Witam po baaardzo długiej przerwie. Miałem lepsze i gorsze momenty, ale Wueska w końcu jeździ i wygląda tak jak powinna
Od początku.
WSK udało mi się wytargać wiele lat temu od wujka. Była w stanie agonalnym, przód był od SHL, ale poza tym względnie kompletna i nawet miałem do niej ze 2 silniki.
Ze stanu zaraz po przyprowadzeniu mam tylko jedno zdjęcie które jest w pierwszym poście.
Jako że było to wiele lat temu, byłem wtedy w gimnazjum, nie przelewało się więc remontowanie szło opornie i raczej w ograniczonym zakresie. Początkowo próbowałem chyba tylko szlif cylindra, ale szału nie było, więc w końcu wyremontowałem cały silnik.

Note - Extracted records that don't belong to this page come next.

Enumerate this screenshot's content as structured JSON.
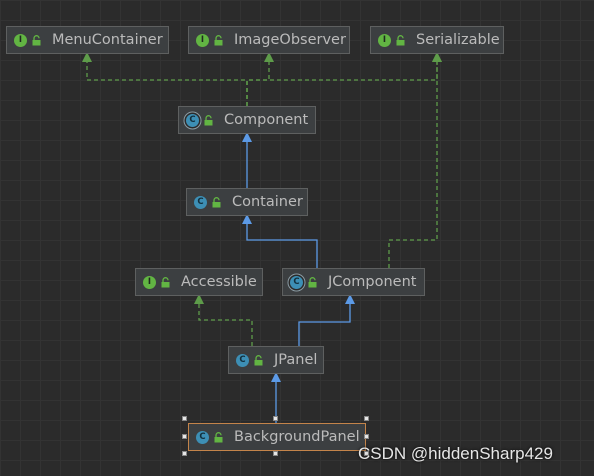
{
  "diagram": {
    "nodes": [
      {
        "id": "menucontainer",
        "label": "MenuContainer",
        "kind": "interface",
        "badge": "I"
      },
      {
        "id": "imageobserver",
        "label": "ImageObserver",
        "kind": "interface",
        "badge": "I"
      },
      {
        "id": "serializable",
        "label": "Serializable",
        "kind": "interface",
        "badge": "I"
      },
      {
        "id": "component",
        "label": "Component",
        "kind": "abstract-class",
        "badge": "C"
      },
      {
        "id": "container",
        "label": "Container",
        "kind": "class",
        "badge": "C"
      },
      {
        "id": "accessible",
        "label": "Accessible",
        "kind": "interface",
        "badge": "I"
      },
      {
        "id": "jcomponent",
        "label": "JComponent",
        "kind": "abstract-class",
        "badge": "C"
      },
      {
        "id": "jpanel",
        "label": "JPanel",
        "kind": "class",
        "badge": "C"
      },
      {
        "id": "backgroundpanel",
        "label": "BackgroundPanel",
        "kind": "class",
        "badge": "C",
        "selected": true
      }
    ],
    "edges": [
      {
        "from": "component",
        "to": "menucontainer",
        "type": "implements"
      },
      {
        "from": "component",
        "to": "imageobserver",
        "type": "implements"
      },
      {
        "from": "component",
        "to": "serializable",
        "type": "implements"
      },
      {
        "from": "container",
        "to": "component",
        "type": "extends"
      },
      {
        "from": "jcomponent",
        "to": "container",
        "type": "extends"
      },
      {
        "from": "jcomponent",
        "to": "serializable",
        "type": "implements"
      },
      {
        "from": "jpanel",
        "to": "jcomponent",
        "type": "extends"
      },
      {
        "from": "jpanel",
        "to": "accessible",
        "type": "implements"
      },
      {
        "from": "backgroundpanel",
        "to": "jpanel",
        "type": "extends"
      }
    ]
  },
  "colors": {
    "background": "#2b2b2b",
    "extends_edge": "#5c9ae6",
    "implements_edge": "#5e9c4a",
    "interface_badge": "#62b543",
    "class_badge": "#3d8fb5",
    "selection_border": "#c4844a"
  },
  "watermark": "CSDN @hiddenSharp429"
}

Wueska wyglądała jak straszydło, więc rozebrałem ją wtedy, zdejmowałem farbę szczotą na szlifierce i pomalowałem farbą tlenkową pędzlem
Ale w sumie lepiej tak niż wcale, przynajmniej nie rdzewiała

Zmieniłem też zawieszenie przednie na takie jak powinno być, choć z kwadratowym błotnikiem. Dorwałem też drugi bak we względnie ładnym lakierze, jednak chyba ciekł lub miał urwane mocowanie, nie pamiętam. W międzyczasie kupiłem też CDI od AudioBasa, któremu swoją drogą bardzo dziękuję za uznanie reklamacji na koło magnesowe po bardzo długim czasie

CDI sprawuje się bardzo dobrze.
Ogólnie WSK zaczęła już jakoś wyglądać, ale nie był to zadowalający stan - brzydkie malowanie, rdza, niekompletność, felgi pomalowane sprayem razem ze szprychami, krzywe koła itd itd. Postanowiłem więc, że znowu ją rozbiorę i tym razem zrobię lepiej.

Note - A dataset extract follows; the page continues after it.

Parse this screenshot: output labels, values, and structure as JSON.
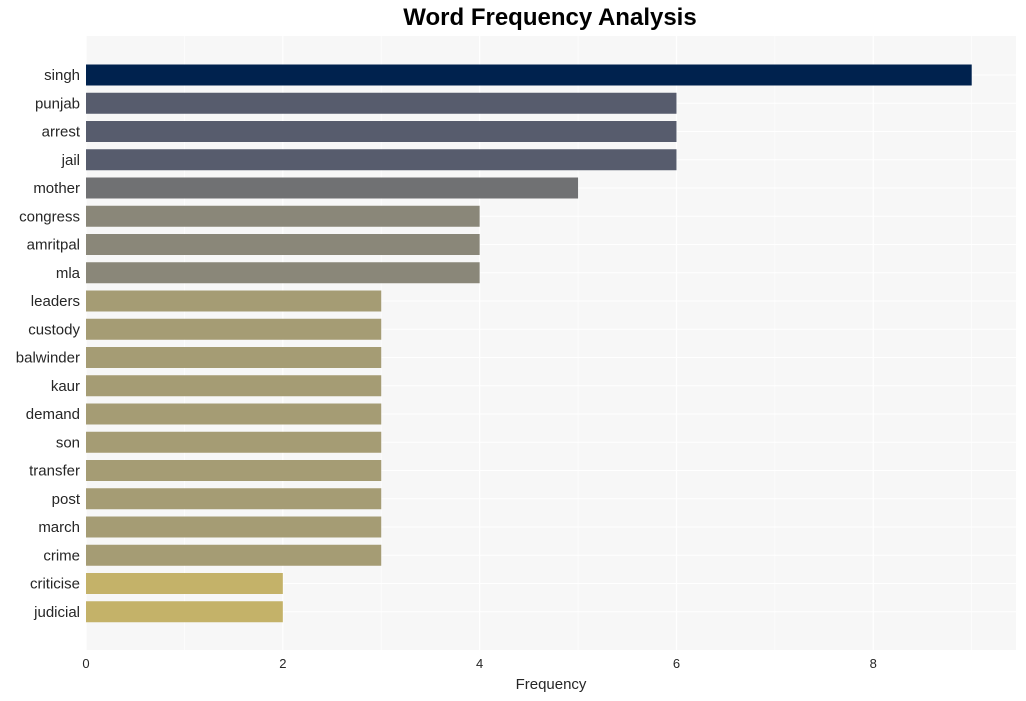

Tak wyglądała przed rozebraniem:
W trakcie rozbiórki:
Na początku myślałem znowu o względnie budżetowej renowacji, ale koniec końców skończyło się na rozebraniu do 0, wypiaskowaniu wszystkiego i pomalowaniu proszkowo ramy i niektórych dupereli. Błotniki, bak i chorągiewki postanowiłem polakierować samemu - mam kompresor, ale nigdy wcześniej nie lakierowałem, więc był to mój pierwszy raz. Musiałem też kupić pistolety i wszystkie inne potrzebne graty do lakierowania.
Od razu po przywiezieniu z piaskowania polakierowałem wszystko epoksydem.
Następnie musiałem pobawić się w szpachlowanie. Bak miał jakieś wgniotki no i oczywiście zgrzew, gorzej było z przednim błotnikiem. Kupiłem go na allegro, jednak stan był gorszy niż przypuszczałem. Ruda przeżarła go na wylot, ale poradziłem sobie z tym matą szklaną i żywicą. Ktoś pewnie powie, że to słabe i będzie tam niedługo ruda - zobaczymy. Jeśli tak, to sobie kupię inny błotnik. W ramach eskeprymentu zrobiłem to jednak w ten sposób i myślę, że nie będzie źle.
Po szpachlowaniu poszła kolejna warstwa epoksydu i potem już normalny podkład.
Lakierowanie wyszło calkiem nieźle, mógłbym oczywiście trochę to wypolerować żeby zminimalizować morkę, ale stwierdziłem, że i tak poświęciłem temu mnóstwo czasu, więc zwyczajnie mi się nie chce, a i tak wygląda pewnie lepiej niż z fabryki.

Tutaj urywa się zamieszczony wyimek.